What’s Wrong With Bitwise Magazine?
Saturday, 17 March 2007
Posted by austin in: Ruby, Technology, comments closed
I have a problem with Bitwise Magazine. They have published several articles critical of Ruby—and those articles have been singularly devoid of informed content. I’ve seen better articles on Slashdot, to be honest. Huw Collingborne’s article from a while back was bad enough (although he has done significant work lately to redeem that with Sapphire in Steel), but the latest example, What's Wrong with Ruby? is a shining example of ignorance masquerading as informed opinion.
It is obvious that Matthew Huntbach hasn’t done serious programming with Ruby or serious analysis of programs that are already in existence. Most of the vaporous commentary written (probably 80% of the article) would have been burned away by that simple exercise. Even if one were to accept the argument that [1, 2, 3] + [10, 20, 30] should be [11, 22, 33] instead of concatenation—an argument smashed as soon as one attempts to add heterogeneous arrays together, or arrays that don’t contain items that respond to #+—it would be trivial to add such a special case (and then abandon it because it does present such a special case to normal Array#+).
Mr Huntbach’s history is even questionable, with respect to Ada. Ada wasn’t accepted because it was something of a bastard language designed by committee (very similar to Pascal, but with amazingly strong type restrictions), not just because it was facing C++. Ada failed because Turbo C++ was cheap and, well, there was no Turbo Ada. It failed to capture the next generation of programmers because it wasn’t readily available the way that C and C++ were and introduced a number of significant development-time restrictions that made interacting with the rest of the operating system difficult. (It may not sound like it, but I actually like Ada, and I have ever since I took a class on it in early 1993. I still don’t program in it, although I have programmed in a descendant, PL/SQL.) If Java had not been available as a free download (as the JDK), no amount of computer science department gushing about it would have saved Java from the cheap and free C/C++ compilers available at the time. Ada was doomed because the whole world was changing (and not just to OO-style development) and it was stuck in a restrictive model.
The comparison of Ruby to Ada is a false one in any case: Ada was designed to solve a particular subset of programming problems (namely, those requiring exact specifications, e.g., military applications) that required a very strict specification and completely predictable behaviour. If a particular sensor can only return values between -128 and 127, then you can make a subtype of Integer restricted to those values—and you can be absolutely guaranteed that the values in variables of those types will never be outside of those ranges. So Ada wasn’t designed as a silver bullet; it was designed as a language where specifications, interfaces, and code very closely matched. Ruby, on the other hand, was designed to solve problems that Matz had. When he introduced it, other folks realized that it helped them solve problems that they had. And so it has grown from 1993 to 2007, where now literally thousands of developers realize that they are running into the limits of current programming languages. They’re writing tens of thousands of lines of code that don’t solve their problems, but provide scaffolding for their programming languages. Once those are written, they can usually write code to solve their problems. I believe that Matz has even said that if something came along that was better than Ruby and helped him solve his problems better, he’d use it. (At the very least, he’d take ideas from it to make Ruby even better, which he has shown himself willing to do many times over.)

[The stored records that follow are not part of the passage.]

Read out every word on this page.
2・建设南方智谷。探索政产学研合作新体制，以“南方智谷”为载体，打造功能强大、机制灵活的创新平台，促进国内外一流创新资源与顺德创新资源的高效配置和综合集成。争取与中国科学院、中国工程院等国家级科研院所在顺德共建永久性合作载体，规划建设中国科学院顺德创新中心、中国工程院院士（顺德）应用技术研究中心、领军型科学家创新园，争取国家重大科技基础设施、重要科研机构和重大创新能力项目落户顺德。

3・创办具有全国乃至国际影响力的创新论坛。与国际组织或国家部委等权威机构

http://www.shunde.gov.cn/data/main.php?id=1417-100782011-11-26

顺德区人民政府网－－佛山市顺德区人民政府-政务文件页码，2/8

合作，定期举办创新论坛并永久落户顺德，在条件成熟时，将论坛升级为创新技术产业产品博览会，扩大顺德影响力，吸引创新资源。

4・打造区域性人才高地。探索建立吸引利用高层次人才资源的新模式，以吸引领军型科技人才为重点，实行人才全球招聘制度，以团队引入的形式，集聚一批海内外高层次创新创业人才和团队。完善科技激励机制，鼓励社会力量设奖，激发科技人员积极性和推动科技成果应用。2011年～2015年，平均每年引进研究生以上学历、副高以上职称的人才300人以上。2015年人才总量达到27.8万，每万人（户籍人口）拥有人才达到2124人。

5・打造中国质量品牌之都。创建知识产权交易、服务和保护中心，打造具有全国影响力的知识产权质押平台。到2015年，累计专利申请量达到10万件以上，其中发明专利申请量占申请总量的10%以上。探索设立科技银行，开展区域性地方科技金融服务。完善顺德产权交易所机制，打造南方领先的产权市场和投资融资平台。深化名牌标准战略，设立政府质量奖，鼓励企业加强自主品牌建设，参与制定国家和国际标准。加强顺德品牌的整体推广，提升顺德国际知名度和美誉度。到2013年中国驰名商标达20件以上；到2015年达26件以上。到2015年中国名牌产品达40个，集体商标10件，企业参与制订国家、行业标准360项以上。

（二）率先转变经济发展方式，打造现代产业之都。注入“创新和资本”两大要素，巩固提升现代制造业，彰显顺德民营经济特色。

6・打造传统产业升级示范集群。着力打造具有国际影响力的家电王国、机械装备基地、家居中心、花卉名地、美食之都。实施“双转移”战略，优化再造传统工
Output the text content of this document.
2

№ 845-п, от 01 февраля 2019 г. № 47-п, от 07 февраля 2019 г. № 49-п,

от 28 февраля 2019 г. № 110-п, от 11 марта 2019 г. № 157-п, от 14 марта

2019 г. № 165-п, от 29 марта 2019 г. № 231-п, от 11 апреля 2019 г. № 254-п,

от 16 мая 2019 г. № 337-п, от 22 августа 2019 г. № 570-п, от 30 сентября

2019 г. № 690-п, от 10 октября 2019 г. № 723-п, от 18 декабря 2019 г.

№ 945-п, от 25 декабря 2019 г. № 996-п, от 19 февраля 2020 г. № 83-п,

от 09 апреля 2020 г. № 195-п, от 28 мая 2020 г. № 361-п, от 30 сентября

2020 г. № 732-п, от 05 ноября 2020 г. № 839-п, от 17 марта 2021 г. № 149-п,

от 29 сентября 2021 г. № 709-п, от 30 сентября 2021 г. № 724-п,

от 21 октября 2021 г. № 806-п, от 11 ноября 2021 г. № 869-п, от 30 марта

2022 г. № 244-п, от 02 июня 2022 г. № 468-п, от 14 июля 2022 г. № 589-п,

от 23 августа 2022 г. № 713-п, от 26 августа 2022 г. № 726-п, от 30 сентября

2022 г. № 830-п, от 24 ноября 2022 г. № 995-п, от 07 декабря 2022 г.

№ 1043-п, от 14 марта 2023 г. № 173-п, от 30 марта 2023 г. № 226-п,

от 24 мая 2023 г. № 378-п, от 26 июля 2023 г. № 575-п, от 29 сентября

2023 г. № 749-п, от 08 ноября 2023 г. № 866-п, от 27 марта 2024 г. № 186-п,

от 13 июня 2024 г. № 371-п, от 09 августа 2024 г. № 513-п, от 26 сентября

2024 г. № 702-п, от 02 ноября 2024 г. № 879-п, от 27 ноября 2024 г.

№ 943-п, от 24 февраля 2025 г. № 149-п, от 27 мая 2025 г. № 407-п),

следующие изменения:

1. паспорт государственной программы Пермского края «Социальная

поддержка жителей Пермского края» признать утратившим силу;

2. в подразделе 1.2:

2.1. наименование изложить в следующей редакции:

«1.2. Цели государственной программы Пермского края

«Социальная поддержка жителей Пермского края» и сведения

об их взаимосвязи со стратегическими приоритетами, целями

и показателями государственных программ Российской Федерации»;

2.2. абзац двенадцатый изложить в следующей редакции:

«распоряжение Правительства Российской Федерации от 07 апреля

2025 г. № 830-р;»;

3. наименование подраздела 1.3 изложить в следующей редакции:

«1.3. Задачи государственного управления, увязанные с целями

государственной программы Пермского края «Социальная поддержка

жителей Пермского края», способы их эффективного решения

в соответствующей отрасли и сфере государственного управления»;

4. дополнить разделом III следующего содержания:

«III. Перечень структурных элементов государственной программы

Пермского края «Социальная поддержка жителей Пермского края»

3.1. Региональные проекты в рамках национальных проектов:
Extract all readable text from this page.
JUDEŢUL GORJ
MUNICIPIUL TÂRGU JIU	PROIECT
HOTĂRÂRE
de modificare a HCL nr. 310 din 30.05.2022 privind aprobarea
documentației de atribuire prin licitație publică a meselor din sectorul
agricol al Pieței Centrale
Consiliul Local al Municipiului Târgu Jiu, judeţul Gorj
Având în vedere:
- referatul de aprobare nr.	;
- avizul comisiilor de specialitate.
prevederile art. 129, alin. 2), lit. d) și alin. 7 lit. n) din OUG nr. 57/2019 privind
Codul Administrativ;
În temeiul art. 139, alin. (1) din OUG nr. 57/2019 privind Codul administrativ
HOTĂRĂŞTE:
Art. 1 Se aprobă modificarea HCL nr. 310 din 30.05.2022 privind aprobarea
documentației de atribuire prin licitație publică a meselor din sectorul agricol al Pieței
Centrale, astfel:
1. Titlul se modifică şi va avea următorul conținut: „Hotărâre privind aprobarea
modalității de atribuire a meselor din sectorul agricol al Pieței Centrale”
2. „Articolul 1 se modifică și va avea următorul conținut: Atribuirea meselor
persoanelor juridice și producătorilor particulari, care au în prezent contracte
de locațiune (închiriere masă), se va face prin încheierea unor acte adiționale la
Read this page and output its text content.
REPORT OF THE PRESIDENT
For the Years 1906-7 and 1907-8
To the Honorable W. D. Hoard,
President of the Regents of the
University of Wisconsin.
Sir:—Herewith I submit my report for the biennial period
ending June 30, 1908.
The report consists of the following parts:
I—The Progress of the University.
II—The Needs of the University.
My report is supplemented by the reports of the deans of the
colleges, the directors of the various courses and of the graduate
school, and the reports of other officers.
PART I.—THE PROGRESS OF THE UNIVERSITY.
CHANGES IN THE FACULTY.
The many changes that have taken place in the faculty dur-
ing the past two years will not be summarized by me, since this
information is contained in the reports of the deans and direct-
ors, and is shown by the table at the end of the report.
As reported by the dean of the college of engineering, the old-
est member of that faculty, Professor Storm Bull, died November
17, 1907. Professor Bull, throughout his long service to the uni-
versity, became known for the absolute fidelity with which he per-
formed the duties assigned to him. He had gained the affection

A lot of Bitwise’s articles seem to lack editing. Mr Huntbach’s article was, at best, stream of consciousness, and had the feel of a blog posting, not an article in a magazine. If you’re going to call yourself a magazine, invest in editing resources. Ruby Code & Style, the Artima Ruby magazine, is going through some transitions and will be experimenting with a CodeProject-style system, where articles can go live without editing, but they will still be edited by a team of volunteers, and will be marked unedited until they are well-considered. Editing would raise questions about why easily refuted examples are chosen, fix errors with historical inaccuracies, and prevent articles as embarrassing as this one from being published under the magazine’s banner in the first place.
Yet, that’s not the only problems. As a long-time Rubyist, I’m actively embarrassed to read many of the comments on Mr Huntbach’s article. There are a few well-informed comments on the article, but the vast majority of them are painful to read and unnecessarily insulting. Mr Huntbach needs to be better informed, and his article needs editing, but there is no to be as insulting as some of the comments were.
Edit: I was alerted to this article through a post on RedHanded. I find Why the Lucky Stiff’s response to be useful, but there’s a lot of the same attitude that I didn’t like seeing in the Bitwise comments on RedHanded’s comments. Remember MINASWAN, folks. Regardless of what you think of Mr Huntbach’s credentials or where he teaches, it gains nothing to slag them; help him understand where he’s wrong and we’ll be that much better for it.